Estímulo y límite, el periodismo puede ser visto desde la literatura como el boxeo de sombra que permitió a Hemingway subir al ring, pero también como tumba de la ficción (cuando el protagonista de Conversación en La Catedral entra a un periódico, siente que compromete su vocación de escritor en ciernes y ve la máquina de escribir como un pequeño ataúd en el escritorio).
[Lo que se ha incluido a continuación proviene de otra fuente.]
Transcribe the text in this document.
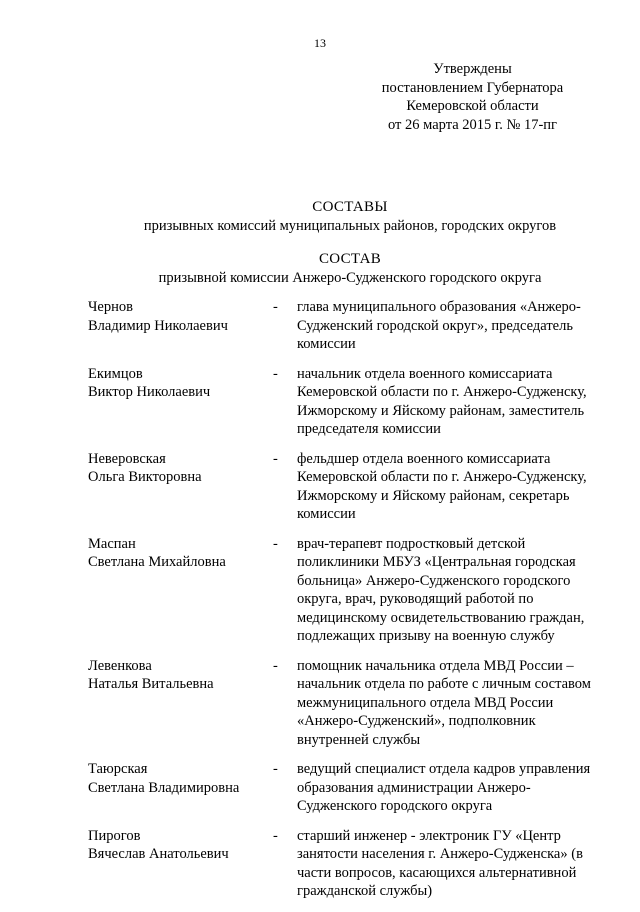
13
Утверждены
постановлением Губернатора
Кемеровской области
от 26 марта 2015 г. № 17-пг
СОСТАВЫ
призывных комиссий муниципальных районов, городских округов
СОСТАВ
призывной комиссии Анжеро-Судженского городского округа
Чернов
Владимир Николаевич
-	глава муниципального образования «Анжеро-Судженский городской округ», председатель комиссии
Екимцов
Виктор Николаевич
-	начальник отдела военного комиссариата Кемеровской области по г. Анжеро-Судженску, Ижморскому и Яйскому районам, заместитель председателя комиссии
Неверовская
Ольга Викторовна
-	фельдшер отдела военного комиссариата Кемеровской области по г. Анжеро-Судженску, Ижморскому и Яйскому районам, секретарь комиссии
Маспан
Светлана Михайловна
-	врач-терапевт подростковый детской поликлиники МБУЗ «Центральная городская больница» Анжеро-Судженского городского округа, врач, руководящий работой по медицинскому освидетельствованию граждан, подлежащих призыву на военную службу
Левенкова
Наталья Витальевна
-	помощник начальника отдела МВД России – начальник отдела по работе с личным составом межмуниципального отдела МВД России «Анжеро-Судженский», подполковник внутренней службы
Таюрская
Светлана Владимировна
-	ведущий специалист отдела кадров управления образования администрации Анжеро-Судженского городского округа
Пирогов
Вячеслав Анатольевич
-	старший инженер - электроник ГУ «Центр занятости населения г. Анжеро-Судженска» (в части вопросов, касающихся альтернативной гражданской службы)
Comoquiera que sea, el siglo XX volvió específico el oficio del cronista que no es un narrador arrepentido. Aunque ocasionalmente hayan practicado otros géneros, Egon Edwin Kisch, Bruce Chatwin, Álvaro Cunqueiro, Ryszard Kapucinski, Joseph Pla y Carlos Monsiváis son heraldos, como los grandes del jazz, improvisan la eternidad.

Algo ha cambiado con tantos trajines. El prejuicio que veía al escritor como artista y al periodista como artesano resulta obsoleto. Una crónica lograda es literatura bajo presión”.

Juan Villoro, “La crónica, ornitorrinco de la prosa”

 

“Una primera definición: la crónica es eso que nuestros periódicos hacen cada vez menos. Suelo preguntarme por qué los editores de diarios y periódicos latinoamericanos se empeñan en despreciar a sus lectores. O, mejor, en tratar de deshacerlos: en su desesperación por pelearle espacio a la radio y a la televisión, los editores latinoamericanos suelen pensar medios gráficos para una rara especie que ellos se inventaron: el lector que no lee. Es un problema: un lector se define por leer, y un lector que no lee es un ente confuso. Sin embargo, nuestros bravos editores no tremulan ante la aparente contradicción: siguen adelante con sus páginas llenas de fotos, recuadros, infografías, dibujitos. Los carcome el miedo a la palabra escrita, a la lengua, y creen que es mejor pelear contra la tele con las armas de la tele, en lugar de usar las únicas armas que un texto no comparte: la escritura. Por eso, en general, les va como les va; por eso, en general, a nosotros también”.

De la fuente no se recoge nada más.